The original manga was adapted into a live action film in 2013. The DVD release of the live-action film included an original manga telling a side-story of the film. The trailer to the live action film was first teased at the end of Evangelion 3.0, but was set for release on April 13, 2013. Hentai Kamen was used in a 'movie manners' segment that was released in select theaters; it drew attention for its unique and interesting way of reminding patrons.

The movie was directed by Yūichi Fukuda, known for manga-based TV dramas like One Pound Gospel and Saru Lock. The cast includes Ryohei Suzuki as the protagonist Kyosuke and Fumika Shimizu as the lead girl. The theme song is "Emotions" by Man With A Mission and the insert theme song is "Blast" by Anthem.
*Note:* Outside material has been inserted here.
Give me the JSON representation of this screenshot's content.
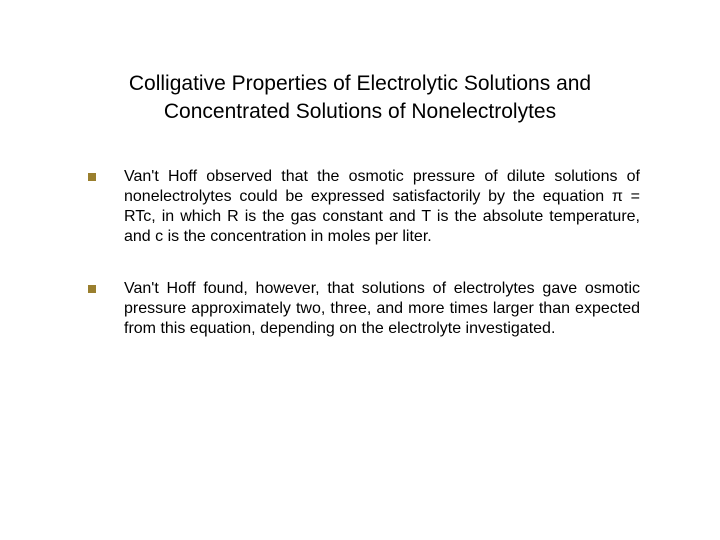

It did not make Box Office Mojo's list on its first weekend, but attained 12th place for the second and third weeks of its theatrical run. On April 29, it was announced that the movie had grossed 100 million yen at the box office. Despite its small scale showing, the first week earnings were ten times better than projected box office expectations. The movie was originally planned to be a direct-to-DVD release.

On July 18, 2013, the New York Asian Film Festival announced the film as their Audience Award winner and recipient of the Daniel A. Craft Award for Excellence in Action Cinema.

A second film, Hentai Kamen: Abnormal Crisis, was released in 2016.